(07-04-2012, 02:56 PM)smegged Wrote: Yes and no. The difference between the two systems is the connection you feel with the character. You have to debate whether you get the extra 5 strength to be able to wear that item or not. In Diablo 3 there really isn't that choice. Sure, we can always instantly respec our build, but the primary currency is not stats and skills, but items. That's the fundamental difference.
I guess there seem to me to be three variables at play here. (See also, the thread about the Mass Effect 1 vs 2 item system...)
1) The number of choices ("lots of options")
2) The impact choices have on game play ("choices that matter")
3) The permanence of choices ("respeccing")
For the ME1/2 debate, I was arguing that 2 is more important than 1: I would rather have two interesting, differentiated skills that play differently, than 10 skills that play almost identically, or 9 broken skills and 1 clearly superior skill.
For D3, they seem to have done a great job of 1 and 2 - not an easy combination. The sheer number of combinations and builds possible with the various skills and runes boggles the mind, and at least most of them work - certainly a much larger share than D2 skills! Some are better than others, and some mix of defense and offence is (probably) necessary, but there are a great many ways to skin this cat for each class.

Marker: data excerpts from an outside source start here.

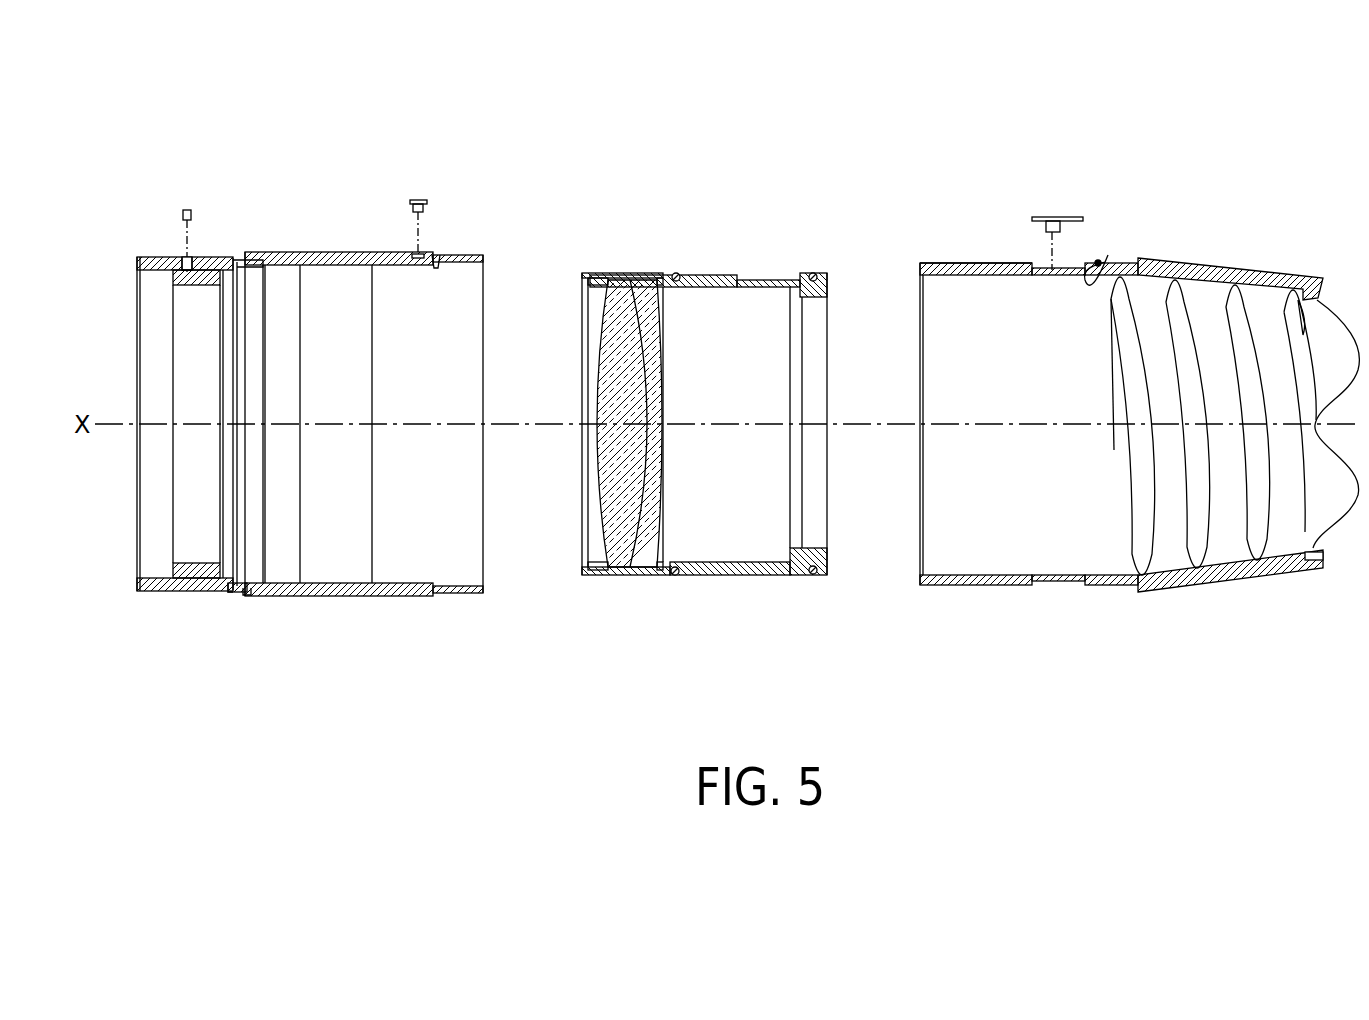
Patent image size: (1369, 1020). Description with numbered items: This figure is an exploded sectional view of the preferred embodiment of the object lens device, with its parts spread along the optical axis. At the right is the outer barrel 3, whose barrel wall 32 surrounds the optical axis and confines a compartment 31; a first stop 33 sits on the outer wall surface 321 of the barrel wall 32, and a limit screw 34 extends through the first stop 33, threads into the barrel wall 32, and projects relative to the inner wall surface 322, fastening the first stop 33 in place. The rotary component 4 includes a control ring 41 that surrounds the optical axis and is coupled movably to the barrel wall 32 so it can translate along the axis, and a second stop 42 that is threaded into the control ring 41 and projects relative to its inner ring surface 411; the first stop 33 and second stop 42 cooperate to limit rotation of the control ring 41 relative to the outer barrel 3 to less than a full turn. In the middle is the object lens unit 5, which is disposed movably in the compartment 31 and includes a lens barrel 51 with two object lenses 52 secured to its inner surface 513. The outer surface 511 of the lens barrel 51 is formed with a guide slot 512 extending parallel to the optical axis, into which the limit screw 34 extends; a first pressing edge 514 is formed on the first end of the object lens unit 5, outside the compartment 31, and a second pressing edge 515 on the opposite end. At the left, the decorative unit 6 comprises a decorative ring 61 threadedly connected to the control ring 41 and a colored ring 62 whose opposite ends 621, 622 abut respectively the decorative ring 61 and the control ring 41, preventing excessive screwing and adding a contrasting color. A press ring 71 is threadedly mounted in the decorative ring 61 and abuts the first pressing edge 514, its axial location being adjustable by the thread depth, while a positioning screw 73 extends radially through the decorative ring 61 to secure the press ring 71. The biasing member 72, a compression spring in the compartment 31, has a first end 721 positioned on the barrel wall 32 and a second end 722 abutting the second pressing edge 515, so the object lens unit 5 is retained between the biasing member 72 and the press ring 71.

The outer barrel 3 is at (1185, 256).
The compartment 31 is at (958, 532).
The barrel wall 32 is at (1163, 578).
The outer wall surface 321 is at (968, 262).
The inner wall surface 322 is at (1100, 262).
The first stop 33 is at (1037, 216).
The limit screw 34 is at (1072, 217).
The rotary component 4 is at (279, 250).
The control ring 41 is at (330, 252).
The inner ring surface 411 is at (440, 263).
The second stop 42 is at (414, 198).
The object lens unit 5 is at (729, 272).
The lens barrel 51 is at (742, 576).
The outer surface 511 is at (683, 272).
The guide slot 512 is at (777, 272).
The inner surface 513 is at (650, 576).
The first pressing edge 514 is at (582, 300).
The second pressing edge 515 is at (829, 487).
The object lenses 52 is at (630, 569).
The decorative unit 6 is at (148, 255).
The decorative ring 61 is at (139, 592).
The colored ring 62 is at (236, 594).
The end 621 is at (230, 592).
The end 622 is at (247, 593).
The press ring 71 is at (176, 580).
The biasing member 72 is at (1252, 512).
The first end 721 is at (1303, 288).
The second end 722 is at (1127, 450).
The positioning screw 73 is at (185, 207).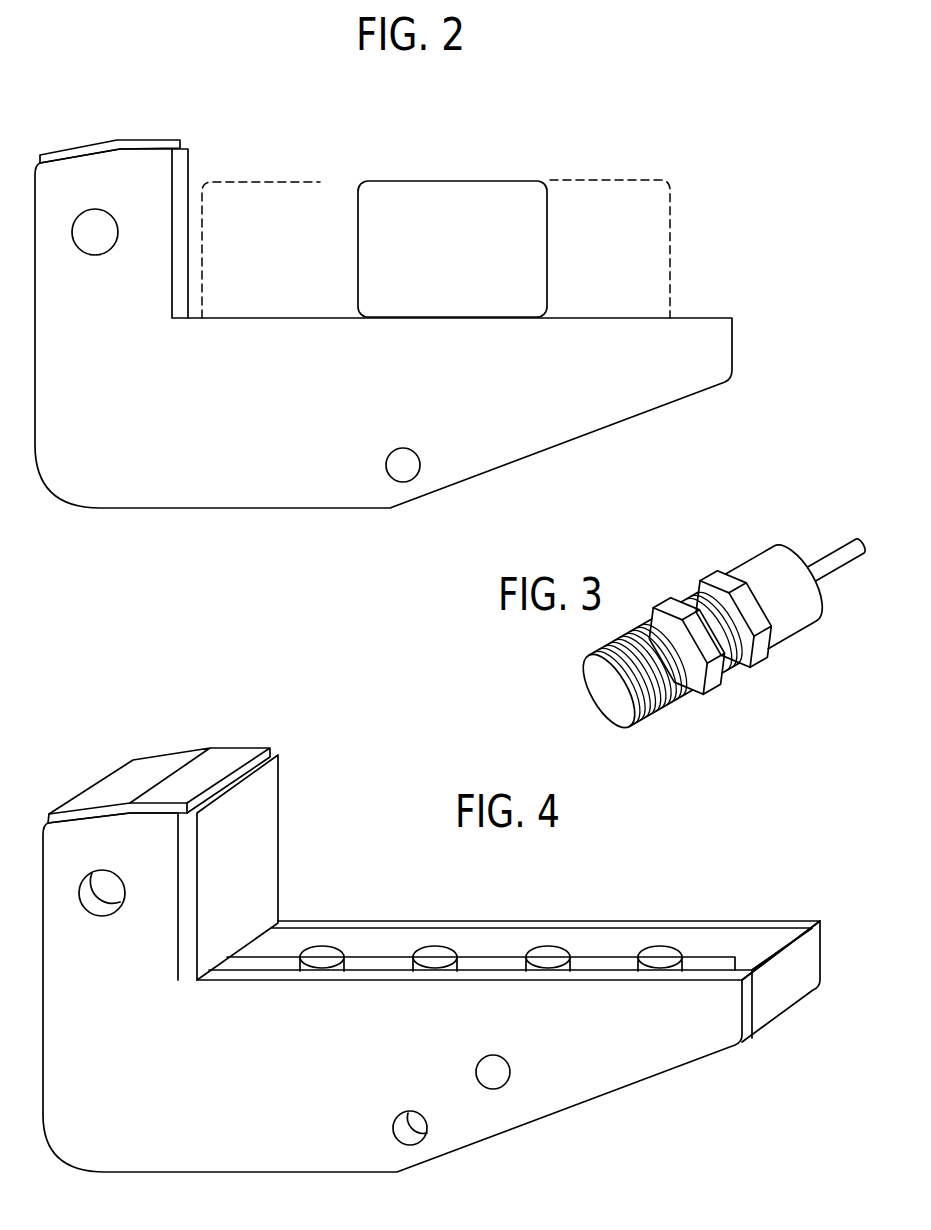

The only question then, is whether 3 matters. There are pros and cons to permanence. It does add something to the roleplaying flavour. But in this situation, I don't see why it is more fun to build a 2nd wizard to try disintegrate vs. arcane orb, or whatever. All that encourages is endless skill tree plotting, and a whole swack of grindy replaying of old areas. It isn't even the kind of fun permanence that makes hardcore so adrenalin-loaded. If you pick the wrong skill or build, then you feel kind of stupid, but you don't feel challenged, or excited.
Meanwhile, as it stands, you are encouraged to try a variety of skills and playstyles, to customize to your preference rather than to a cookie cutter build, to adapt your toolkit to particular challenges. That seems like an interesting challenge to me.
They could make the skills slightly less modular - maybe have a respec function back in town that costs nontrivial resources. But I for one am thankful that Blizzard went for the system they did.